Kyiv Court Rules To Launch Probe Against Poroshenko, Klimkin On Corruption Charges

Then-President Petro Poroshenko (left) and Foreign Minister Pavlo Klimkin (right) meet with NATO Secretary-General Jens Stoltenberg in Lviv in 2015.

A court in Kyiv has ordered Ukraine’s National Anti-Corruption Bureau to launch a probe against former President Petro Poroshenko and former Foreign Minister Pavlo Klimkin on charges of abuse of power.

Ukraine's registry for court decisions placed the August 15 ruling of Kyiv's Solomyanka District Court on its website on August 21, saying that the ruling cannot be appealed.

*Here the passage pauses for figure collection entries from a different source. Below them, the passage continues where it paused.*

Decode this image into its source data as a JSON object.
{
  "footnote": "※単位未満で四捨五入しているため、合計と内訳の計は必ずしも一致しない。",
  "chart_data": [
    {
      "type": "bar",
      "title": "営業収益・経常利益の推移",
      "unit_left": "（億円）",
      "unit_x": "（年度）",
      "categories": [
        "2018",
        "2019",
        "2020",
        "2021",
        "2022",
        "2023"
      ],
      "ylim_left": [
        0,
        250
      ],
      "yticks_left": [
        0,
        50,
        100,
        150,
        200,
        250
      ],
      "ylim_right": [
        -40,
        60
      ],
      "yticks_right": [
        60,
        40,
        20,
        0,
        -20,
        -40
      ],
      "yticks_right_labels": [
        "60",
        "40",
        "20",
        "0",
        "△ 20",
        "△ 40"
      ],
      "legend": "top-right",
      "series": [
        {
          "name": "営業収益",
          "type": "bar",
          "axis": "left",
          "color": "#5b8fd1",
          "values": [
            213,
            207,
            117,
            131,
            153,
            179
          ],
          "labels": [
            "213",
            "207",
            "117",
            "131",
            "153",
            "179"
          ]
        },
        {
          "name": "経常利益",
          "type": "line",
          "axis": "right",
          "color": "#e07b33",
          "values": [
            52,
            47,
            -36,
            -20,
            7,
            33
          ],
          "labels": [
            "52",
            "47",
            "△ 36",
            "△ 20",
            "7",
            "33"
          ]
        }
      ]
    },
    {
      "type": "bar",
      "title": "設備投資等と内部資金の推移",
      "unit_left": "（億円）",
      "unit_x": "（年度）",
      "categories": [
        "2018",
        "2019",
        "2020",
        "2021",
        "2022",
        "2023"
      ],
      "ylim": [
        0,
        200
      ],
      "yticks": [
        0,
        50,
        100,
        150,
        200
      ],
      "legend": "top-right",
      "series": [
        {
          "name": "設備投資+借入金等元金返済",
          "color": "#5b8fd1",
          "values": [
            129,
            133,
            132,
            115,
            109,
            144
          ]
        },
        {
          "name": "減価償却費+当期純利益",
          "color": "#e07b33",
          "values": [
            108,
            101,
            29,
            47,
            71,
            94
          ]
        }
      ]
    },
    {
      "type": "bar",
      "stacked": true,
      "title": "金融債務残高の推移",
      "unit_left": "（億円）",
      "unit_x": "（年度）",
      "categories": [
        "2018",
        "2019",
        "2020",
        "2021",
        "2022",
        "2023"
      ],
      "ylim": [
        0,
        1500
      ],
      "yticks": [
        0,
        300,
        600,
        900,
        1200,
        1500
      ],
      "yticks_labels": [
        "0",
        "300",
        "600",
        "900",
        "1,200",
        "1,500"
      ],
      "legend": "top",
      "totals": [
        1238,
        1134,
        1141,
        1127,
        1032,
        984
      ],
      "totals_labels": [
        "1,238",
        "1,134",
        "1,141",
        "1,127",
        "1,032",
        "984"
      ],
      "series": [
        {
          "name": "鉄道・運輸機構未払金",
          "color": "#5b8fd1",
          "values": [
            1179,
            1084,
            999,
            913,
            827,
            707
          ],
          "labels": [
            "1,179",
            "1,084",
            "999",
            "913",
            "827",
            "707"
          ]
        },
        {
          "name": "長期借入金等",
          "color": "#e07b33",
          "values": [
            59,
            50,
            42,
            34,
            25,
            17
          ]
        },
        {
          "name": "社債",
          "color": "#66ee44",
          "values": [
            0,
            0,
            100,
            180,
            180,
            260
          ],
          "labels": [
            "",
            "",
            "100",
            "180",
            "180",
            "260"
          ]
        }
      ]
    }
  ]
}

It is not clear what charges Poroshenko and Klimkin are facing.

According to the court ruling, the case was initiated by an unidentified individual.

In recent weeks, Poroshenko was questioned twice as a witness by the State Bureau for Investigations in a tax evasion case.

Poroshenko lost a reelection bid in April to Volodymyr Zelenskiy.

A day after Zelenskiy's inauguration in May, Andriy Portnov, a former deputy head in the administration of ex-Ukrainian President Viktor Yanukovych, returned to Ukraine from self-imposed exile abroad and filed several lawsuits against Poroshenko, accusing him of economic crimes and illegal attempts to retain power, among other things.

A billionaire confectioner, Poroshenko and his party successfully ran on a pro-European, anti-Russian ticket in July parliamentary elections, winning 25 seats.